Signes sociaux, perceptions des revenus, des styles de vie, privilèges divers relatifs aux classes sont décelés très tôt. L’enfant perçoit l’existence d’une stratification.

 

La Stratification

La stratification est « l’inégale distribution des droits et des privilèges, devoirs et responsabilités, gratifications et privations, pouvoir social et influence parmi les membres d’une société » (Sorokin, Social and cultural mobility)

 

La reconnaissance de différences est le fait de tous les sociologues : différences de revenus, de patrimoine, de pouvoir, de prestige, de culture… et de place dans la production.

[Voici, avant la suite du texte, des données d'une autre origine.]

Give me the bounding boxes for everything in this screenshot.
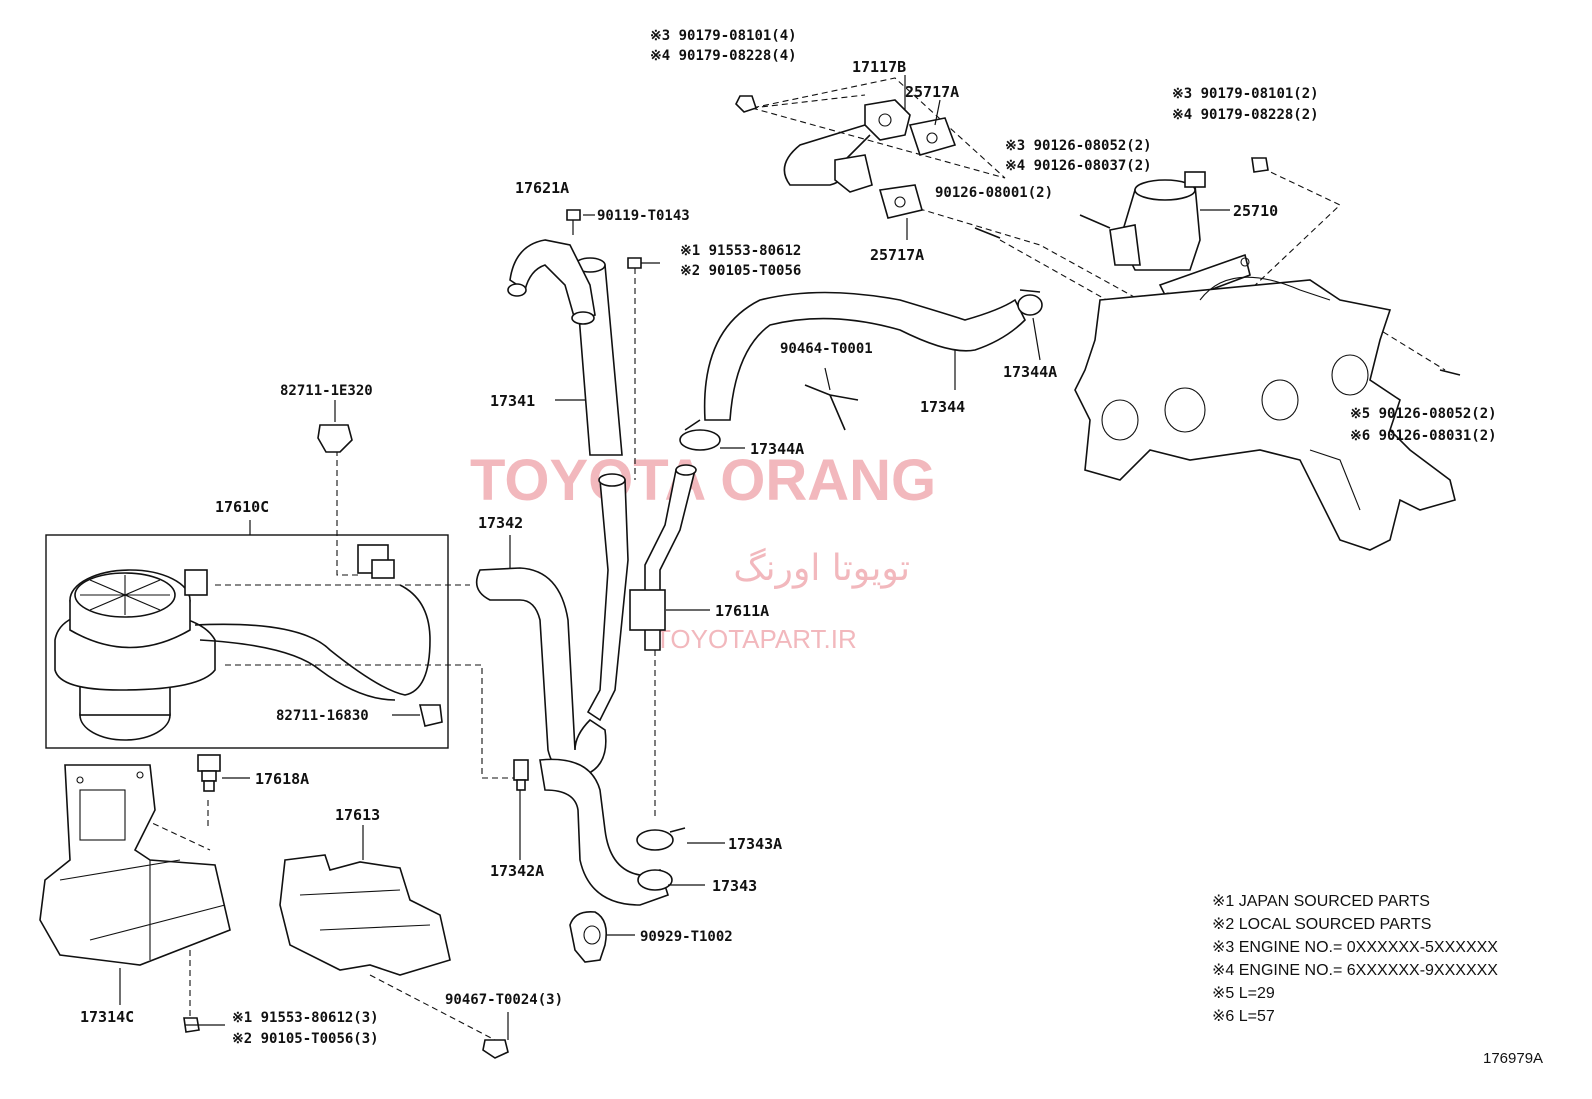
label-nut-3: ※3 90179-08101(2) — [1172, 86, 1319, 102]
label-90119-t0143: 90119-T0143 — [597, 208, 690, 224]
label-leaders — [119, 75, 1230, 1040]
pipe-17117b — [783, 99, 911, 193]
label-90126-08001: 90126-08001(2) — [935, 185, 1053, 201]
label-stud-3: ※3 90126-08052(2) — [1005, 138, 1152, 154]
label-82711-16830: 82711-16830 — [276, 708, 369, 724]
label-90929-t1002: 90929-T1002 — [640, 929, 733, 945]
pipe-17611a — [586, 464, 697, 722]
footnote-4: ※4 ENGINE NO.= 6XXXXXX-9XXXXXX — [1212, 962, 1498, 979]
hose-17343 — [539, 758, 673, 906]
label-clip-3: ※3 90179-08101(4) — [650, 28, 797, 44]
label-nut-4: ※4 90179-08228(2) — [1172, 107, 1319, 123]
bracket-17314c — [39, 764, 231, 966]
grommet-17618a — [197, 754, 221, 792]
footnote-1: ※1 JAPAN SOURCED PARTS — [1212, 893, 1430, 910]
label-25717a-bottom: 25717A — [870, 246, 924, 264]
gasket-25717a-bottom — [878, 184, 923, 219]
label-bolt-2-3: ※2 90105-T0056(3) — [232, 1031, 379, 1047]
label-bolt-1-3: ※1 91553-80612(3) — [232, 1010, 379, 1026]
label-90467-t0024: 90467-T0024(3) — [445, 992, 563, 1008]
label-90464-t0001: 90464-T0001 — [780, 341, 873, 357]
label-17613: 17613 — [335, 806, 380, 824]
diagram-code: 176979A — [1483, 1050, 1543, 1067]
watermark-url: TOYOTAPART.IR — [655, 624, 857, 654]
gasket-25717a-top — [908, 117, 957, 156]
label-17343: 17343 — [712, 877, 757, 895]
label-17342a: 17342A — [490, 862, 544, 880]
label-17618a: 17618A — [255, 770, 309, 788]
footnote-2: ※2 LOCAL SOURCED PARTS — [1212, 916, 1431, 933]
nut-90179-08101 — [1251, 157, 1269, 173]
clip-90464-t0001 — [804, 384, 859, 431]
connector-82711-1e320 — [317, 400, 353, 453]
bolt-90119-t0143 — [566, 209, 581, 235]
valve-25710 — [1109, 171, 1251, 307]
clamp-17344a-upper — [1017, 289, 1043, 316]
label-17344: 17344 — [920, 398, 965, 416]
label-stud-6: ※6 90126-08031(2) — [1350, 428, 1497, 444]
air-pump-illustration — [54, 544, 431, 741]
hose-17342 — [475, 567, 607, 777]
watermark-brand-farsi: تویوتا اورنگ — [733, 547, 910, 589]
watermark-brand: TOYOTA ORANG — [470, 448, 936, 513]
clamp-17344a-lower — [679, 419, 721, 451]
hose-17621a — [507, 239, 596, 325]
label-17343a: 17343A — [728, 835, 782, 853]
label-17621a: 17621A — [515, 179, 569, 197]
label-25717a-top: 25717A — [905, 83, 959, 101]
air-pump-assembly-box — [45, 534, 449, 749]
watermark: TOYOTA ORANG تویوتا اورنگ TOYOTAPART.IR — [470, 448, 936, 654]
label-82711-1e320: 82711-1E320 — [280, 383, 373, 399]
footnote-5: ※5 L=29 — [1212, 985, 1275, 1002]
label-bolt-2: ※2 90105-T0056 — [680, 263, 801, 279]
stud-90126-08001 — [974, 227, 1001, 239]
label-17314c: 17314C — [80, 1008, 134, 1026]
bolt-91553-80612 — [627, 257, 642, 269]
label-clip-4: ※4 90179-08228(4) — [650, 48, 797, 64]
part-labels: ※3 90179-08101(4) ※4 90179-08228(4) 1711… — [80, 28, 1497, 1047]
clamp-17343a — [636, 827, 686, 851]
label-25710: 25710 — [1233, 202, 1278, 220]
footnotes: ※1 JAPAN SOURCED PARTS ※2 LOCAL SOURCED … — [1212, 893, 1498, 1025]
connector-17342a — [513, 759, 529, 791]
label-17611a: 17611A — [715, 602, 769, 620]
stud-90126-08052 — [1079, 214, 1111, 229]
label-bolt-1: ※1 91553-80612 — [680, 243, 801, 259]
label-17344a-right: 17344A — [1003, 363, 1057, 381]
footnote-6: ※6 L=57 — [1212, 1008, 1275, 1025]
label-17117b: 17117B — [852, 58, 906, 76]
exhaust-manifold — [1074, 276, 1461, 551]
footnote-3: ※3 ENGINE NO.= 0XXXXXX-5XXXXXX — [1212, 939, 1498, 956]
label-stud-5: ※5 90126-08052(2) — [1350, 406, 1497, 422]
label-17344a-mid: 17344A — [750, 440, 804, 458]
label-17610c: 17610C — [215, 498, 269, 516]
label-17342: 17342 — [478, 514, 523, 532]
dashed-guide-lines — [59, 77, 1446, 1041]
clip-82711-16830 — [418, 704, 443, 727]
clip-90179-08101 — [735, 95, 758, 113]
label-stud-4: ※4 90126-08037(2) — [1005, 158, 1152, 174]
label-17341: 17341 — [490, 392, 535, 410]
cover-17613 — [279, 854, 451, 976]
grommet-90929-t1002 — [569, 910, 608, 963]
hose-17344 — [703, 291, 1026, 421]
clip-90467-t0024 — [482, 1039, 509, 1059]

Il est possible de définir les groupes sociaux présentant une certaine cohérence vis-à-vis de l’organisation sociale.

 

Groupes sociaux

« Le groupe est une utilité réelle, mais partielle, directement observable et fondée sur des attitudes collectives, continues et actives, ayant une œuvre comme à accomplir, unit d’attitudes, d’œuvres et de conduites qui constitue un cadre social structurable t tendant vers une cohésion relative des manifestations de la sociabilité » (G. Gurvitch)

 

Groupe de référence et d’appartenance

Le groupe d’appartenance est celui auquel l’individu appartient ; le groupe de référence est celui auquel l’individu s’identifie, emprunte ses normes et ses valeurs.

 

Terminologie non marxiste

Les classes sont des groupes d’individus présentant une certaine homogénéité par rapport à certains critères essentiels (profession, revenus, types d’habitation, prestige social, pouvoir…), qui partagent des valeurs et des normes orientant leur pratique et leur conscience sociale.

 

Si les classes se différencient et s’ordonnent, elles ne sont pas considérées comme fondamentalement opposées, même si des rivalités et des conflits peuvent les diviser.

 

Certains sociologues utilisent le nom de strate plutôt que celui de classe sociale pour ce type de classification. Une strate en général est un sous-ensemble de la population totale présentant pour un critère ou un ensemble de critères une position semblable.

 

L’approche américaine

De façon générale, la sociologie américaine a plutôt développé les études empiriques, alors que traditionnellement la sociologie européenne a privilégié les analyses théoriques de la notion de classe. A titre d’exemple, on peut citer la démarche de Warner aux Etats-Unis, étudiant la population de Yankee-City et l’approche de Weber des classes sociales.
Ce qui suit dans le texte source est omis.